IPHONE VE IPAD TARAFINDA KULLANICILAR DOYUM NOKTASINA ULAŞTI
iPhone ve iPad açısından Apple’ın kendi ekosistemindeki durum bu şekilde. Kendi kullanıcıları arasında bir doygunluk, bir acele etmeme isteği var. Apple’ın özellikle son 2-3 yıldır daha fazla müşteri çalmak için gözünü diktiği Android ekosistemine baktığımızda ise, orada farklı fiyat aralıklarında birçok farklı seçeneğin olduğunu görüyoruz. Hatta bunların bir kısmı şirketin akıllı telefonlarından daha üstün özelliklere bile sahip oluyor. Apple iPhone’un üst sınıf modelleriyle ancak Samsung Galaxy S7, HTC 10, LG G5 gibi üst segment Android telefonlarla rekabet etmesi mümkün oluyor. Halbuki Android’de rekabet daha alt fiyat noktalarında yaşanıyor. İşte bu noktada iPhone üreticisi önemli bir adım attı ve iPhone SE gibi, Android kullanıcılarının ilgisini daha fazla çekebilecek, 6s ve 6s Plus gibi modellere göre daha ucuza, üstelik yeni bir iPhone sahibi olmayı sağlayacak seçenek sundu. Açıklanan ikinci çeyrek tablosunda iPhone SE’nin etkisini görmüyoruz. Bunun için gelecek temmuz ayını beklememiz, üçüncü çeyrek rakamlarına bakmamız gerekiyor.

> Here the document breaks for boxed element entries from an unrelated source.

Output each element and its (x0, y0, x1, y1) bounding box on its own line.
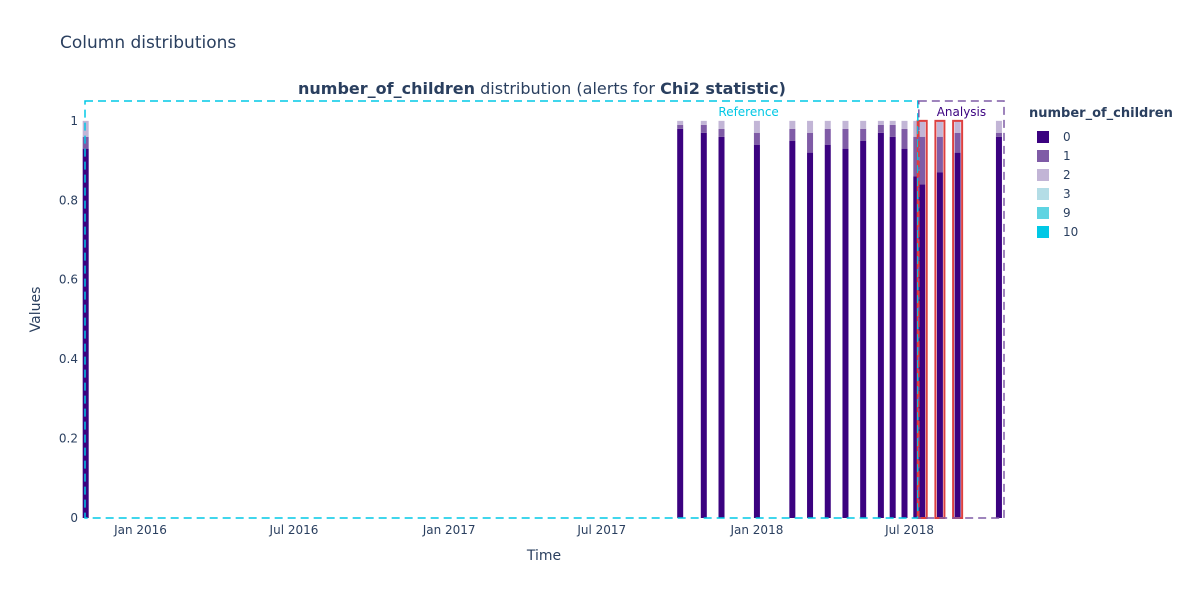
x-tick-label: Jul 2017 (576, 523, 626, 537)
bar-segment (824, 144, 831, 518)
bar-segment (954, 120, 961, 133)
bar-segment (913, 136, 920, 177)
bar-segment (700, 120, 707, 125)
bar-segment (789, 128, 796, 141)
y-tick-label: 1 (70, 114, 78, 128)
y-tick-label: 0.2 (59, 432, 78, 446)
bar-segment (995, 132, 1002, 137)
bar-segment (995, 136, 1002, 518)
bar-segment (842, 148, 849, 518)
x-tick-label: Jan 2016 (113, 523, 167, 537)
legend-label: 0 (1063, 129, 1071, 144)
legend-title: number_of_children (1029, 106, 1173, 121)
legend-swatch (1037, 168, 1049, 181)
alert-outline (916, 119, 928, 519)
bar-segment (677, 124, 684, 129)
x-tick-label: Jan 2017 (422, 523, 476, 537)
legend-label: 9 (1063, 205, 1071, 220)
bar-segment (718, 136, 725, 518)
bar-segment (807, 132, 814, 153)
bar-segment (995, 120, 1002, 133)
bar-segment (860, 120, 867, 129)
legend: number_of_children 0 1 2 3 9 10 (1029, 106, 1173, 241)
y-tick-label: 0.8 (59, 193, 78, 207)
y-axis-label: Values (28, 287, 44, 333)
bar-segment (889, 136, 896, 518)
bar-segment (919, 120, 926, 137)
bar-segment (753, 132, 760, 145)
y-tick-label: 0.4 (59, 352, 78, 366)
bar-segment (954, 132, 961, 153)
legend-item[interactable]: 1 (1029, 146, 1173, 165)
legend-swatch (1037, 130, 1049, 143)
legend-swatch (1037, 187, 1049, 200)
bar-segment (936, 172, 943, 518)
bar-segment (889, 124, 896, 137)
bar-segment (860, 140, 867, 518)
legend-item[interactable]: 2 (1029, 165, 1173, 184)
bar-segment (807, 152, 814, 518)
bar-segment (718, 128, 725, 137)
bar-segment (824, 120, 831, 129)
legend-label: 10 (1063, 224, 1079, 239)
x-axis-label: Time (526, 548, 561, 564)
analysis-period-label: Analysis (937, 105, 986, 119)
page-title: Column distributions (60, 33, 237, 53)
y-tick-label: 0.6 (59, 273, 78, 287)
bar-segment (842, 120, 849, 129)
legend-label: 2 (1063, 167, 1071, 182)
bar-segment (901, 120, 908, 129)
bar-segment (824, 128, 831, 145)
bar-segment (901, 148, 908, 518)
bar-segment (877, 124, 884, 133)
bar-segment (789, 140, 796, 518)
bar-segment (936, 136, 943, 173)
bar-segment (877, 120, 884, 125)
reference-period-box (84, 100, 919, 519)
legend-label: 1 (1063, 148, 1071, 163)
chart-title: number_of_children distribution (alerts … (298, 79, 786, 98)
reference-period-label: Reference (718, 105, 778, 119)
bar-segment (919, 136, 926, 185)
bar-segment (901, 128, 908, 149)
bar-segment (860, 128, 867, 141)
bar-segment (913, 176, 920, 518)
legend-items: 0 1 2 3 9 10 (1029, 127, 1173, 241)
legend-item[interactable]: 9 (1029, 203, 1173, 222)
legend-item[interactable]: 3 (1029, 184, 1173, 203)
bar-segment (753, 120, 760, 133)
analysis-period-box (918, 100, 1005, 519)
y-tick-label: 0 (70, 511, 78, 525)
legend-item[interactable]: 10 (1029, 222, 1173, 241)
bar-segment (700, 132, 707, 518)
bar-segment (700, 124, 707, 133)
x-tick-label: Jul 2016 (269, 523, 319, 537)
legend-swatch (1037, 149, 1049, 162)
bar-segment (789, 120, 796, 129)
bar-segment (919, 184, 926, 518)
bar-segment (842, 128, 849, 149)
legend-label: 3 (1063, 186, 1071, 201)
legend-item[interactable]: 0 (1029, 127, 1173, 146)
bar-segment (718, 120, 725, 129)
legend-swatch (1037, 206, 1049, 219)
bar-segment (913, 120, 920, 137)
legend-swatch (1037, 225, 1049, 238)
bar-segment (889, 120, 896, 125)
bar-segment (954, 152, 961, 518)
x-tick-label: Jul 2018 (884, 523, 934, 537)
bar-segment (677, 128, 684, 519)
bar-segment (753, 144, 760, 518)
bar-segment (807, 120, 814, 133)
x-tick-label: Jan 2018 (729, 523, 783, 537)
bar-segment (677, 120, 684, 125)
bar-segment (877, 132, 884, 518)
bar-segment (936, 120, 943, 137)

Mac satışlarındaki azalmanın iPhone ve iPad’lerdeki kadar olmadığını söylemiştim. Üretkenlik alanında Mac bilgisayarlar oldukça iyi hizmet veriyor, biz bile Teknoblog ekibi olarak video düzenleme, grafik oluşturma ve bunun gibi işlerimizi iMac, MacBook Air, MacBook Pro gibi cihazlarla gerçekleştiriyoruz. Diyeceğim o ki, Mac için belirli bir talep her zaman olmaya devam edecektir ve bu Mac satışlarını belli seviyede tutacaktır. Birçok kullanıcının rüyası iOS ve Mac’in birbirine yakınsadığı, hem iPad hem de Mac bilgisayar deneyimini tek bir cihazda bulma. MacBook’un bu noktada duran bir cihaz olduğunu söyleyebilirsiniz; ancak Apple için iPad ve Mac tarafında aranan kan biraz daha iPad Pro ve MacBook arasında bir cihaz olabilir.
Apple’ın finans raporunda geçen yılın aynı dönemine göre yükseliş gösteren iki kategori var. Bunlardan ilki “Diğer Ürünler” olarak nitelendirilen kategori. 2015 başında satışta olmayıp 2016 başında piyasada olan Apple TV, Watch gibi ürünleri dikkate alırsak, artışın olmasını doğal karşılayabiliriz. Her iki cihaz da henüz olgunluk seviyesine gelmediler. Özellikle geliştiriciler bu cihazlarda bulunma konusunda pek aceleci davranmıyor, bu da bir şekilde cihazların satışlarına yansıyor. Bu cihazlar büyük potansiyel barındırmaya devam ediyor, akıbetleri için şimdiden bir yargıya varmak için henüz erken.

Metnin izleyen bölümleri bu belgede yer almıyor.